The advantages of KNN include its simplicity, flexibility, and ability to handle both classification and regression tasks. It can also work well with noisy data and does not make any assumptions about the underlying data distribution. The disadvantages of KNN include its computational complexity, as the algorithm needs to calculate distances between each new data point and all the training data points. This can be time-consuming for large datasets. Another potential drawback of KNN is that it can be sensitive to the choice of distance metric and the value of k.

We will only look at KNN as a classifier.
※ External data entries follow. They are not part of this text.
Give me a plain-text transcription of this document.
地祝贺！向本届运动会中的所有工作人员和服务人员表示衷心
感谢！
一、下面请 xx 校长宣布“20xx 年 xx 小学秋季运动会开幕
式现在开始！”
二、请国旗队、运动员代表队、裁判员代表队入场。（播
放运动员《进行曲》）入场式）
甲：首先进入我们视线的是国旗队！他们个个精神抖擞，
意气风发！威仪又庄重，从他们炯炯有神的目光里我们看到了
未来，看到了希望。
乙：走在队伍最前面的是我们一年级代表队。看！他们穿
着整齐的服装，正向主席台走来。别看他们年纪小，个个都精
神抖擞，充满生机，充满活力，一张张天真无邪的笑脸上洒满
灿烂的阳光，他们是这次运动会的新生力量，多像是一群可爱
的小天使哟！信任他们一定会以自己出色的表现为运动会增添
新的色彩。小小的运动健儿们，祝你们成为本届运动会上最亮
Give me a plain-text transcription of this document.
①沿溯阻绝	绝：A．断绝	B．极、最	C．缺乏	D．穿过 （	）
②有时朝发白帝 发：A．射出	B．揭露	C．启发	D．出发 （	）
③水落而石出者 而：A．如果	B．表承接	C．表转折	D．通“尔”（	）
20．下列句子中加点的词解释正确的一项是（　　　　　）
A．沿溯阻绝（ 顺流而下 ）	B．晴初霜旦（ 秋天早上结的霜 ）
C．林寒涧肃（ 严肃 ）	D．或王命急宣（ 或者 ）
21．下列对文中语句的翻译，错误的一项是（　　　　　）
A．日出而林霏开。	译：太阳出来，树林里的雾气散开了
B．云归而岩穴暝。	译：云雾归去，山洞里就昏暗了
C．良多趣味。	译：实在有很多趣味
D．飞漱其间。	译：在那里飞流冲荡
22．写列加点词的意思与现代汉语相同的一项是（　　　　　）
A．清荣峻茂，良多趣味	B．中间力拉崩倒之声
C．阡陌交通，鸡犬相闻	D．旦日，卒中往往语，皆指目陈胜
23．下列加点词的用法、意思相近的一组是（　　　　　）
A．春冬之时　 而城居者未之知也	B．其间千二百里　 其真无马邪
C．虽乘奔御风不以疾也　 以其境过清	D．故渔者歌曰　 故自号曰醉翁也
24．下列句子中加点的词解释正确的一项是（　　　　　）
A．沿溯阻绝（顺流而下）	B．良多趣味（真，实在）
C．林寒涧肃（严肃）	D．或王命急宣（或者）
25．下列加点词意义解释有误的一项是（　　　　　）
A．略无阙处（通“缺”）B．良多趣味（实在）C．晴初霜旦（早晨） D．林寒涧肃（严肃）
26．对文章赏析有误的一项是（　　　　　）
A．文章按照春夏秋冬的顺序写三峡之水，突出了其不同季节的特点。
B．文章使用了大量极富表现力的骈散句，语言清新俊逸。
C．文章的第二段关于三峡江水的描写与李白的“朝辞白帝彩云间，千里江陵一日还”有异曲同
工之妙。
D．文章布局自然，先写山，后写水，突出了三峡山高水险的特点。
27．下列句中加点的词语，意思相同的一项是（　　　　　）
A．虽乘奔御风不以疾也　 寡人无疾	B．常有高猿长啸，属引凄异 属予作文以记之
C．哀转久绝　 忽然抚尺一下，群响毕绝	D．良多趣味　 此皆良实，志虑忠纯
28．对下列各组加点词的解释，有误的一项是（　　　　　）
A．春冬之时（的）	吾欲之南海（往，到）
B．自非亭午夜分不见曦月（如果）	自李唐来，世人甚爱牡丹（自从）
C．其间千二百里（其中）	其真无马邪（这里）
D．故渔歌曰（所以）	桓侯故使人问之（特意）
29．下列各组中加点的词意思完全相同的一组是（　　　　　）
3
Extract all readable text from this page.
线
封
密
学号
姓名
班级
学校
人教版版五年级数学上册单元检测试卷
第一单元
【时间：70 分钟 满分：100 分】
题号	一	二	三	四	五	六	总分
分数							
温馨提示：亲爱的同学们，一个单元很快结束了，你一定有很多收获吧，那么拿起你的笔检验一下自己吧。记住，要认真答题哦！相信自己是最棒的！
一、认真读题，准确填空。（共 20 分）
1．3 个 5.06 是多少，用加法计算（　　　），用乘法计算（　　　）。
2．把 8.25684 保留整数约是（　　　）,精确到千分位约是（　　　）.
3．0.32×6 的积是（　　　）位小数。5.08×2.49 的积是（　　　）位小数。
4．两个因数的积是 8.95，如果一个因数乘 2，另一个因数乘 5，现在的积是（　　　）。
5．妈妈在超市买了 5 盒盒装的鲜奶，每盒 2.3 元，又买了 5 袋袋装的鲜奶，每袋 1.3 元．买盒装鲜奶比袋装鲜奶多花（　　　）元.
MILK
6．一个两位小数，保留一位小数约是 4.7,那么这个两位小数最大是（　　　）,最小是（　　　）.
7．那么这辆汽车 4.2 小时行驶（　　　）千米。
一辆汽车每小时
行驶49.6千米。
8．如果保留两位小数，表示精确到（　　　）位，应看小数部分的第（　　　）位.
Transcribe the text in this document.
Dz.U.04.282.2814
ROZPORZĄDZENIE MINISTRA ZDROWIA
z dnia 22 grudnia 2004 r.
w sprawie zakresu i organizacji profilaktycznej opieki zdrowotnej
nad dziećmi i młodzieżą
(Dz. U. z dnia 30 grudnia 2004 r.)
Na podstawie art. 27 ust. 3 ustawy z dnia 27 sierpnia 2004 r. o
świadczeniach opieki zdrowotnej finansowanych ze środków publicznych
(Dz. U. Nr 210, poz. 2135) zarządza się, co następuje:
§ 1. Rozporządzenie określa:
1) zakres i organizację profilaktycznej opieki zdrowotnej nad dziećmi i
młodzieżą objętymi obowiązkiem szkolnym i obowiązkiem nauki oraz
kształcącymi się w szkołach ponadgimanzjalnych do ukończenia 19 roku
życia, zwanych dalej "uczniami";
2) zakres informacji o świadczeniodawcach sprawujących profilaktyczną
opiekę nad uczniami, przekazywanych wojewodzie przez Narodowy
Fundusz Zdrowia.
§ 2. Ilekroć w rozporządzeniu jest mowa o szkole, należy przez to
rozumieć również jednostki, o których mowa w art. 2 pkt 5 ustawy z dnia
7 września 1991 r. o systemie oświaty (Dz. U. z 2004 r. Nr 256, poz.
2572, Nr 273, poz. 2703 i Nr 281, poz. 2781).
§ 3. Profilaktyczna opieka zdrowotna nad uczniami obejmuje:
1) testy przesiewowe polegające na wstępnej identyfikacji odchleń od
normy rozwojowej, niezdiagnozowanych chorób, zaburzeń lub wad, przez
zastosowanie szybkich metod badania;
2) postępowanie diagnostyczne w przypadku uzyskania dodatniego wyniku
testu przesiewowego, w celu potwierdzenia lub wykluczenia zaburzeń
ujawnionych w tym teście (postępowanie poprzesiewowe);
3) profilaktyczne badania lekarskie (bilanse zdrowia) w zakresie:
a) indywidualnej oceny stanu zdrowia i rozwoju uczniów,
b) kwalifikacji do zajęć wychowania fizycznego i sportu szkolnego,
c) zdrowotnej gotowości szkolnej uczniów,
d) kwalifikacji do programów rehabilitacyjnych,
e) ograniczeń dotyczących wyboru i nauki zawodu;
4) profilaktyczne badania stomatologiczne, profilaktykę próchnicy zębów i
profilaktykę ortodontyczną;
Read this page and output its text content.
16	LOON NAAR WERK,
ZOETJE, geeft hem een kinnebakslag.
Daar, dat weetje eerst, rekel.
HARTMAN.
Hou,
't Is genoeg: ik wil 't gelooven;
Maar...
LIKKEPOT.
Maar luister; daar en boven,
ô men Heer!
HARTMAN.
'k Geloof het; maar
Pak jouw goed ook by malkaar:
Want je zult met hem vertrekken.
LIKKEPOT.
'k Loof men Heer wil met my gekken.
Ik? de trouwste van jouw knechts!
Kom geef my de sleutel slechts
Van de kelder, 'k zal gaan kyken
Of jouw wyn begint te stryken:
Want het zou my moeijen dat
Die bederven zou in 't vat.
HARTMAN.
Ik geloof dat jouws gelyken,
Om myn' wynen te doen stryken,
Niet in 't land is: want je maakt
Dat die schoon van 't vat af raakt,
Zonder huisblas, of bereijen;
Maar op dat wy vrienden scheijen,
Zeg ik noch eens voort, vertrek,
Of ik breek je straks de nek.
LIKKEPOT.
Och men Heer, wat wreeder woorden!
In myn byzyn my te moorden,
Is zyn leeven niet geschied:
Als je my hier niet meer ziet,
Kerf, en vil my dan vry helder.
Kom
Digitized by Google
Let's look at how well this model can predict a team's seed based on two of its other features: ADJOE and BARTHAG

In [1]:
import pandas as pd
import numpy as np
import plotly.express as px
import sklearn as sk

In [2]:
df = pd.read_csv("https://raw.githubusercontent.com/joshyaffee/A-First-Semester-of-Machine-Learning---INDE-577/main/Datasets/cbb.csv")
df = df.dropna()
df = df[df['SEED'].isin([1, 5, 9, 13, 16])]
df.head()

Unnamed: 0,TEAM,CONF,G,W,ADJOE,ADJDE,BARTHAG,EFG_O,EFG_D,TOR,...,FTRD,2P_O,2P_D,3P_O,3P_D,ADJ_T,WAB,POSTSEASON,SEED,YEAR
0,North Carolina,ACC,40,33,123.3,94.9,0.9531,52.6,48.1,15.4,...,30.4,53.9,44.6,32.7,36.2,71.7,8.6,2ND,1.0,2016
1,Wisconsin,B10,40,36,129.1,93.6,0.9758,54.8,47.7,12.4,...,22.4,54.8,44.7,36.5,37.5,59.3,11.3,2ND,1.0,2015
4,Gonzaga,WCC,39,37,117.8,86.3,0.9728,56.6,41.1,16.2,...,26.9,56.3,40.0,38.2,29.0,71.5,7.7,2ND,1.0,2017
7,Duke,ACC,39,35,125.2,90.6,0.9764,56.6,46.5,16.3,...,23.9,55.9,46.3,38.7,31.4,66.4,10.7,Champions,1.0,2015
8,Virginia,ACC,38,35,123.0,89.9,0.9736,55.2,44.7,14.7,...,26.3,52.5,45.7,39.5,28.9,60.7,11.1,Champions,1.0,2019


In [3]:
from sklearn.model_selection import train_test_split
X = df.loc[:, ['ADJOE', 'BARTHAG']]
y = df.loc[:,['SEED']]
Xtrain, Xtest, ytrain, ytest = train_test_split(X, y, stratify = y)

In [4]:
from sklearn.neighbors import KNeighborsClassifier
knn = KNeighborsClassifier(n_neighbors=5)
knn.fit(Xtrain, ytrain)
y_pred_train = knn.predict(Xtrain)
y_pred_test = knn.predict(Xtest)

  return self._fit(X, y)


In [5]:
# create a scatter plot of the correct labels
fig = px.scatter(df, x='ADJOE', y='BARTHAG', color='SEED', hover_data=['TEAM'])
fig.show()

In [6]:
# create a scatter plot of the predicted labels
train_df = Xtrain.copy()
train_df['ytrain'] = ytrain
test_df = Xtest.copy()
test_df['ytest'] = ytest
train_df['y_pred'] = y_pred_train
test_df['y_pred'] = y_pred_test

fig = px.scatter(train_df, x='ADJOE', y='BARTHAG', color='ytrain', title = 'Training Data, Actual Labels')
fig.show()

In [7]:
fig = px.scatter(train_df, x='ADJOE', y='BARTHAG', color='y_pred', title = 'Training Data, Predicted Labels')
fig.show()

In [8]:
# calculate accuracy: the proportion of correctly predicted labels
from sklearn.metrics import accuracy_score
accuracy_score(ytrain, y_pred_train)

0.6434782608695652

In [9]:
fig = px.scatter(test_df, x='ADJOE', y='BARTHAG', color='ytest', title = 'Testing Data, Actual Labels')
fig.show()

In [10]:
fig = px.scatter(test_df, x='ADJOE', y='BARTHAG', color='y_pred', title = 'Testing Data, Predicted Labels')
fig.show()

In [11]:
# calculate accuracy: the proportion of correctly predicted labels
from sklearn.metrics import accuracy_score
accuracy_score(ytest, y_pred_test)

0.46153846153846156

As you can see, the KNN model is able to get the general sense of the decision boundaries, but will of course fall short when there is a large overlap in the feature space. Just imagine what would happen if we looked at all seeds! Still, KNN is a very powerful tool for supervised learning and takes minimal training since no parameters need to be tuned.